A BOUT A QUARTER mile north of the house, Gideon found the spot on the beach where the raft had tried to come ashore. Something like a Zodiac would be able to accommodate a crew of four, the number of men Mrs. Ross had seen from the widow’s walk. It would also fit Mrs. Ross’s description of the vessel she’d seen.

A fishing boat off course might be an accidental visitor. But a Zodiac—it made no sense that a Zodiac or any sort of motorized raft would have been traveling the Gulf of Mexico on a pleasure cruise. More likely, it had been a landing boat from a larger craft, like the Hatteras or something even larger.

He’d retrieved his binoculars from the Lorelei before he started his island circuit and lifted them now toward the Gulf of Mexico stretching in turquoise splendor as far as the eye could see. There were shrimp boats out on the water, even the occasional sailboat.
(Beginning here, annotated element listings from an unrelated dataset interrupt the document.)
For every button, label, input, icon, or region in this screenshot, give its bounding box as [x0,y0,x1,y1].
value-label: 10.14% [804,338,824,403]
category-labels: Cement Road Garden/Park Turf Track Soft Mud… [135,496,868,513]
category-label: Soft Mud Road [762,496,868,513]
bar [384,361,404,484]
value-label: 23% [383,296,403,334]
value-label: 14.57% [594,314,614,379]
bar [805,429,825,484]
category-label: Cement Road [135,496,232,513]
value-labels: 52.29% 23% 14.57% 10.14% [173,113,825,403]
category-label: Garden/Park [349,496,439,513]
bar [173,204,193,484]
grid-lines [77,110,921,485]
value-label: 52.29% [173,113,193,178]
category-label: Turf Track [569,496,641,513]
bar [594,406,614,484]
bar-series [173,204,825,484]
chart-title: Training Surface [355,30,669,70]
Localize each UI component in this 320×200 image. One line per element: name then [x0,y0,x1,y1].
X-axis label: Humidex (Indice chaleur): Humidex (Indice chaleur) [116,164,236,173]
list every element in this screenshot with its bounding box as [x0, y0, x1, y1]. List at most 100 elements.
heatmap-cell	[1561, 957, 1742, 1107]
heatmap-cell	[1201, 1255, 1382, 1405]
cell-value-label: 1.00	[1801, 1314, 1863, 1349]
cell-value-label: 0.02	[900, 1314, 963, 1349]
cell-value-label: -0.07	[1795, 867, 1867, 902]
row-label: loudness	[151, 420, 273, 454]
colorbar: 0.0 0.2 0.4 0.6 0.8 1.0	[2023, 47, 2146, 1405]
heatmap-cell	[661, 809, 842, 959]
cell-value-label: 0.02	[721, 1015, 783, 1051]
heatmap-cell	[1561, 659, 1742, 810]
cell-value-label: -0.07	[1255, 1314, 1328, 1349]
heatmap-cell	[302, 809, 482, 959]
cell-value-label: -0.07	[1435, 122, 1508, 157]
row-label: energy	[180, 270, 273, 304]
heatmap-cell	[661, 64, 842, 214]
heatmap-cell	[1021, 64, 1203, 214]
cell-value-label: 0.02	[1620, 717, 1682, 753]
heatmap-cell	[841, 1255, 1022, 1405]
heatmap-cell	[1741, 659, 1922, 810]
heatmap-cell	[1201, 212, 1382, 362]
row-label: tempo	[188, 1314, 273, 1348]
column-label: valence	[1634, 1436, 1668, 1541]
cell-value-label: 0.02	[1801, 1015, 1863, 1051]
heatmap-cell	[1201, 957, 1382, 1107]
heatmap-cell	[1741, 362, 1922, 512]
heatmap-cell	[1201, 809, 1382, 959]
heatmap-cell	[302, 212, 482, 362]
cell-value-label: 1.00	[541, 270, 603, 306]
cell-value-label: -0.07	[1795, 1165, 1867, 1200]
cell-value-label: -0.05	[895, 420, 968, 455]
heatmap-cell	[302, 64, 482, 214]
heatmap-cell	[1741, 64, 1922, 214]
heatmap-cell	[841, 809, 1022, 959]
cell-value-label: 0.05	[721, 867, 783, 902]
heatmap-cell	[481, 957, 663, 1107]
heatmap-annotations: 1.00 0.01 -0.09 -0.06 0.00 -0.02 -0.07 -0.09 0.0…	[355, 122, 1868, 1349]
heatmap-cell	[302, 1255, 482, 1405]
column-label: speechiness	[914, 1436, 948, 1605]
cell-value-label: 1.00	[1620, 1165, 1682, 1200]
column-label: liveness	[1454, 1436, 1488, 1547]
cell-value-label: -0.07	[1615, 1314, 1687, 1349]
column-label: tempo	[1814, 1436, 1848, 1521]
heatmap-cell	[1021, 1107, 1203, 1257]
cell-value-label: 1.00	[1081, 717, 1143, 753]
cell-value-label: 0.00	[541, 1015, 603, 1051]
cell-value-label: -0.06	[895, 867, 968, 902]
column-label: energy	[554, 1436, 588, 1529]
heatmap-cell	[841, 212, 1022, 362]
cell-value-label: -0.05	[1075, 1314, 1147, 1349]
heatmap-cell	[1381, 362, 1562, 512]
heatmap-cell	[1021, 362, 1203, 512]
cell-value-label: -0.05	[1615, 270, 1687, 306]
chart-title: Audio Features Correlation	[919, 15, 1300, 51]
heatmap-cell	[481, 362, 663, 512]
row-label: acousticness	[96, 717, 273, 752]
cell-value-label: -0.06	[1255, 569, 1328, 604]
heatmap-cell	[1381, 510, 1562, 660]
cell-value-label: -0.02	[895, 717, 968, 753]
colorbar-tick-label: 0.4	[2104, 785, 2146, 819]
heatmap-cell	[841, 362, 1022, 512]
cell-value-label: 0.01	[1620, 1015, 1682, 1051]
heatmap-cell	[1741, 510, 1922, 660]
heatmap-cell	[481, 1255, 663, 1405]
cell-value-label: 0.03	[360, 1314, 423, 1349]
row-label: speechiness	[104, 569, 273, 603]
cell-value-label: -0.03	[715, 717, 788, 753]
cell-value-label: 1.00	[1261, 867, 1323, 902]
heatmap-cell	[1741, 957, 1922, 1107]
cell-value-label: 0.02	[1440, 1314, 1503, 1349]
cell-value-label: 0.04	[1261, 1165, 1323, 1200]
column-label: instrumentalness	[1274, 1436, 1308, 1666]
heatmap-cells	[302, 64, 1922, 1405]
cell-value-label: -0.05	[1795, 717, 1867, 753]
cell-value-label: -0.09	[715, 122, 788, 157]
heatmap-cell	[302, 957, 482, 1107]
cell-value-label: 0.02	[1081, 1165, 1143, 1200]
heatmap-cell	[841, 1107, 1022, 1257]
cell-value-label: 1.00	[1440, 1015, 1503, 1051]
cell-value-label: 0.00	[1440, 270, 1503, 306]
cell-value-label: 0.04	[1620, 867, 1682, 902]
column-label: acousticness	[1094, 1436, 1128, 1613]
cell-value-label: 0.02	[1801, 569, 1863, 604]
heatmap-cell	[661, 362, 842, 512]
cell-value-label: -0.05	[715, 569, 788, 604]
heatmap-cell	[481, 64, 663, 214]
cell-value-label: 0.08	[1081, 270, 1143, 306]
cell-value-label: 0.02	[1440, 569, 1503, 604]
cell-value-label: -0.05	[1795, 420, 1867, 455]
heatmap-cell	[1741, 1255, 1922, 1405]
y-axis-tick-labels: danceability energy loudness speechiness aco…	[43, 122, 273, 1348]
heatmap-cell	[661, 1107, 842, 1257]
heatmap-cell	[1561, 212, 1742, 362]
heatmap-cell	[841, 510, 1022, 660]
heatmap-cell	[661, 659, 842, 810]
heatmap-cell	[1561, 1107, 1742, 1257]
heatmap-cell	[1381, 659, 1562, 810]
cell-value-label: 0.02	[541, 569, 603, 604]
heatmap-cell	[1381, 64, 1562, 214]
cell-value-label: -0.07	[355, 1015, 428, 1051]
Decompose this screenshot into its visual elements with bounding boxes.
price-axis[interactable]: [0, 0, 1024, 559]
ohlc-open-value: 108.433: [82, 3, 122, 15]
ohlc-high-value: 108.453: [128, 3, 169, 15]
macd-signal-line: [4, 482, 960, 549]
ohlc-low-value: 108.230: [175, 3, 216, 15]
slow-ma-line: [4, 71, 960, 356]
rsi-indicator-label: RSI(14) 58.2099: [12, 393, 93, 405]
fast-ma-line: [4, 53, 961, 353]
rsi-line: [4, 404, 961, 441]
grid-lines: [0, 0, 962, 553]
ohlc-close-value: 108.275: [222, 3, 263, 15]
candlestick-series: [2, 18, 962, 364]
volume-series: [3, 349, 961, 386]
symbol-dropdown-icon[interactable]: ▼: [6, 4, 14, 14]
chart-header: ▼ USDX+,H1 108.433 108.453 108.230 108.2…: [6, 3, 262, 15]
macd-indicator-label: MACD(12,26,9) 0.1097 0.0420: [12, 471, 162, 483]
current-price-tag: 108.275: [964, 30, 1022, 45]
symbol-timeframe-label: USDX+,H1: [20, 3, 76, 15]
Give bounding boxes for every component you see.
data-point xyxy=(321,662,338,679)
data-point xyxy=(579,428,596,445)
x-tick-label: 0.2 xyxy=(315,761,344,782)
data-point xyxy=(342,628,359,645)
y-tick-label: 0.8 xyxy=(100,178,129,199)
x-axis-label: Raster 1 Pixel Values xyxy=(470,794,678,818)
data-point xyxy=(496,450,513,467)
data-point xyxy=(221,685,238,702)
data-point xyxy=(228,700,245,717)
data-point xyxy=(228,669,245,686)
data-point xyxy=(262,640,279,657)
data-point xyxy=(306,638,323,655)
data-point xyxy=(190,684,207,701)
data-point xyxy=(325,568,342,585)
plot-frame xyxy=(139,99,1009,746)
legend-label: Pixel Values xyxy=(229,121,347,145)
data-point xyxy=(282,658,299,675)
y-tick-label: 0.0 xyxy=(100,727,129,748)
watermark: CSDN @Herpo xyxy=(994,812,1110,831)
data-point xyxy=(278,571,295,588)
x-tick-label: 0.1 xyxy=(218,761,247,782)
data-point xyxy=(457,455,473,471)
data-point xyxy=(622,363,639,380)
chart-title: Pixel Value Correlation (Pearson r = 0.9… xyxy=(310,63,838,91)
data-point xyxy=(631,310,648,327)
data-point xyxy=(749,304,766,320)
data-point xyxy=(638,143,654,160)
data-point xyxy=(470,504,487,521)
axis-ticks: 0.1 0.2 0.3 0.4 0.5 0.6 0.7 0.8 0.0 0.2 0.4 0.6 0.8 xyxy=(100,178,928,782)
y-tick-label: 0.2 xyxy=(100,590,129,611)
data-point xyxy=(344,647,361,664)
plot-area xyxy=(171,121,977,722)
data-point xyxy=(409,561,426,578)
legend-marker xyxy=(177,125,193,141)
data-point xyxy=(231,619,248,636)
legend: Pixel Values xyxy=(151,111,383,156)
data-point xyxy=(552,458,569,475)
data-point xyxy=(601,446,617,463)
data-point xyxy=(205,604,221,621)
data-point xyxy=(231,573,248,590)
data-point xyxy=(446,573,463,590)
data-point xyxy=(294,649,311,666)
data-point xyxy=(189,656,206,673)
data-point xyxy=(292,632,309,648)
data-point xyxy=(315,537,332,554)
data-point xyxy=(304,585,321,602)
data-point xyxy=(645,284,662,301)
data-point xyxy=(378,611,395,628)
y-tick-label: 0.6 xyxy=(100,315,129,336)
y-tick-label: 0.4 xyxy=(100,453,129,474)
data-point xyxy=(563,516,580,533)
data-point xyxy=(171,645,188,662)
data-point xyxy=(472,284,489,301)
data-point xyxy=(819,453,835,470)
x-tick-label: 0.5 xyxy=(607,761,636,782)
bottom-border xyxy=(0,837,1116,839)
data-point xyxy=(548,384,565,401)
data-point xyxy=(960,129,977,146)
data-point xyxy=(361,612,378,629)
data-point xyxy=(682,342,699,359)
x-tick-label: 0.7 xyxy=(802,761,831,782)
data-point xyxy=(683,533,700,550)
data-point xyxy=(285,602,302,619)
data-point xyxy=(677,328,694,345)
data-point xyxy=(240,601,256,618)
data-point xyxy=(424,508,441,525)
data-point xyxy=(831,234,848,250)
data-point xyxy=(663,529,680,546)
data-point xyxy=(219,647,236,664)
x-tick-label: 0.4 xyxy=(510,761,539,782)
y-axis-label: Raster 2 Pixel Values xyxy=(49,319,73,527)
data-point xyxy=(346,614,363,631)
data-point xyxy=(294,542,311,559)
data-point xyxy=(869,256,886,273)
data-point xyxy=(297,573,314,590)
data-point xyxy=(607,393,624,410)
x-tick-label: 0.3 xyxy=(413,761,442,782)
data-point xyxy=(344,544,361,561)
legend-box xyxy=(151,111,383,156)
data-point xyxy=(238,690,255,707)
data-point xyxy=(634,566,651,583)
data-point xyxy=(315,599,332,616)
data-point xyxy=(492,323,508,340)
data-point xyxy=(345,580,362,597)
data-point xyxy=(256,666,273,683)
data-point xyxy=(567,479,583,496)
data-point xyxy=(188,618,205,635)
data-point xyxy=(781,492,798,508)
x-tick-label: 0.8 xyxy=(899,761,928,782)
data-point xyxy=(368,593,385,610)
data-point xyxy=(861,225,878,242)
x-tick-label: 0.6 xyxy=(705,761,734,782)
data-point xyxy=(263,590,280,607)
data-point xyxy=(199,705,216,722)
And fishing boats, of course.

Any one of the larger fishing craft could have carried the intruder boat, he recognized with frustration. Could someone in a boat have used a rubber dinghy to attempt an island landing, not realizing the place was inhabited?

He turned around and looked toward the house from where he stood by the furrowed sand. Stafford House’s facade was clearly visible even from here, and would have been even more visible from the water.

Nobody could have mistaken Nightshade Island as deserted.

Movement on the second-floor veranda caught his eye. Shannon Cooper stepped out onto the balcony, joined by Lydia. Stepping behind the shelter of a scrubby sea oats stand, Gideon raised his binoculars for a closer, more covert look.

Shannon’s straight, dark hair lifted in the breeze coming off the Gulf, fluttering around her heart-shaped face. Wind flattened her blouse against her body, revealing the shape of her small, round breasts and narrow waist.

Fire licking at his belly, he lowered the binoculars with a grumble of frustration. He’d been isolated on the island too long.

He resumed his walk around the island, trying to think who might want to sneak onto Nightshade Island and for what purpose.

But in the back of his mind, Shannon Cooper still leaned against the railing of the second-floor veranda, her hair floating in the breeze and her dark eyes full of mysteries.